Arrivo al ritrovo delle macchine. Ci sono Alberto, Giuseppe e Carlotta. Si aggregheranno Silvia e Serena.

All’autogrill. “E’ il momento di Sua Maestà il Caffè.” Serena ci lascia i pacchi gara, che è andata a prendere il giorno prima, e comprendono un libro, tre bottiglie di vino, una maglietta e la conferma che in Italia si sciala su queste cose.

Arriviamo a Siena. Saliamo su un bus navetta che ci porterà a Monteriggioni. Carlotta sbadiglia e si stira. Quindi afferma che quello è il segnale del suo risveglio effettivo. Silvia nota che io indosso una camicia. “Corri con quella?” Chiede.

“Pensavo corressi col vestito da re che indossavi ieri nell’attività con Greenpeace” avrebbe ribattuto Angela, se fosse stata presente. Almeno così scriverà su un messaggio su Whatsapp.

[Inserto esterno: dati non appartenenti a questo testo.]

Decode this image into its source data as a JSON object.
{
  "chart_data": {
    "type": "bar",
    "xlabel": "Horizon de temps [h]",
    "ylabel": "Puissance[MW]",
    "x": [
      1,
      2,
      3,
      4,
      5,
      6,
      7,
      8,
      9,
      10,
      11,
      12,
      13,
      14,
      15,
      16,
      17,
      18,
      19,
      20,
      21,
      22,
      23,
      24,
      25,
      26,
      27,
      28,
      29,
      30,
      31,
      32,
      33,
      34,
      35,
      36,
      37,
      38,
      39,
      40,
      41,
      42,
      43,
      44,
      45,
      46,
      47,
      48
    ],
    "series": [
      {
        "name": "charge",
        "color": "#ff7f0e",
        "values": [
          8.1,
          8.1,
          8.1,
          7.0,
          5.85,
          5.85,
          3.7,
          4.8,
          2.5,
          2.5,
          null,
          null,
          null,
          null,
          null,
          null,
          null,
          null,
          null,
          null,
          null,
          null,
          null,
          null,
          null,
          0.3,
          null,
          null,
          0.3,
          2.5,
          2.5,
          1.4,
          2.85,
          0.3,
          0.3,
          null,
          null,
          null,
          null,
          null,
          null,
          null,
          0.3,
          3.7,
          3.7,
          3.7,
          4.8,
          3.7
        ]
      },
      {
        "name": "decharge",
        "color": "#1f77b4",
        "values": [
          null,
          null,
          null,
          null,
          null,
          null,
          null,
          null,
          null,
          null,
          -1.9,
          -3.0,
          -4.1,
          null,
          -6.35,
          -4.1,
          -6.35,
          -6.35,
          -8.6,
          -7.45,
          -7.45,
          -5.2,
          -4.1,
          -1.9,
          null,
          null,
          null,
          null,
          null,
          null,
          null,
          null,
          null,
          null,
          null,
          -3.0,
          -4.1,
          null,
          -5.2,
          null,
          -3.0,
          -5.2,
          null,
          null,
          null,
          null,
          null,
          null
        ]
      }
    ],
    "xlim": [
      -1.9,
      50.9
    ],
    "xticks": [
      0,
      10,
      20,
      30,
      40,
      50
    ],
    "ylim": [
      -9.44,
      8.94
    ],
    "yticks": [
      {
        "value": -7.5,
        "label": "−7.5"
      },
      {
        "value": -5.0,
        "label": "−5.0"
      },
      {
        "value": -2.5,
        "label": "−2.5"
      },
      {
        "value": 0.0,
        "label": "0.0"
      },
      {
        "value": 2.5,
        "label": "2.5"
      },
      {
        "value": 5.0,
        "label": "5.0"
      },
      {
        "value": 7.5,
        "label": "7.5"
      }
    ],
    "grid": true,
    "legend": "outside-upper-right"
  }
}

A Monteriggioni. Si verificano:

la ricerca spasmodica di ogni raggio di sole, soprattutto da parte di Carlotta. “Sono delicata;”

lo stretching del pollo (definizione di Serena di un esercizio in cui si tiene una gamba distesa in avanti, l’altra piegata e si muove il bacino come a voler razzolare il terreno;)

l’affermazione di Serena di avere sempre preferito i tacchetti ai tacchi;

la spiegazione, fornita anch’essa da Serena, della nascita di Monteriggioni, legata a storie di galli;

l’ennesima bevuta di caffè;

il temporeggiare di Carlotta nel mettersi in tenuta atletica;

la chiamata al riscaldamento per il sottoscritto che cercava di svicolare;

l’intervista televisiva al gruppo voluta fortemente da Silvia, che è andata a cercare l’intervistatrice;

le parole di Silvia: “In questa gara vogliamo soltanto guardare il paesaggio, senza pensare ai tempi;”

la chiamata alle armi, cioè al microfono, da parte della conduttrice, rivolta verso di me, che mi sono avvicinato bestemmiando internamente in sanscrito. “Non so che tempo farò e non lo voglio sapere,” dirò in diretta tv. Non ricordo quale fosse l’emittente locale;

le voci giunte tramite Whatsapp secondo cui Stefania aveva affermato, dopo un infortunio durante uno stage podistico con Valeria Straneo:”Che mi frega di aggravare la situazione del ginocchio correndo. Io non voglio stare ferma;”

i miei lamenti a base di ohi ohi, che hanno portato qualcuno ad affermare che avevo ricevuto una delega speciale al lamento da parte di Katia.

Inizia la gara.

Si parte.

C’è una specie di sollevazione popolare dopo alcune battute del tipo “questo posto si chiama Posta. Qualcuno ha da fare un bollettino?” Oppure: “Mio nonno lavorava con le viti: faceva il saldatore.” Carlotta ha detto di rimandare queste battute agli ultimi chilometri. Allora sono intervenuto dicendo che dalle battute potremo passare ai diritti o ai rovesci, magari temporaleschi.

Il gruppo decide, quindi, di sfilacciarsi. Si formano le coppie Alberto – Giuseppe, Serena – Silvia, Riccardo – Carlotta.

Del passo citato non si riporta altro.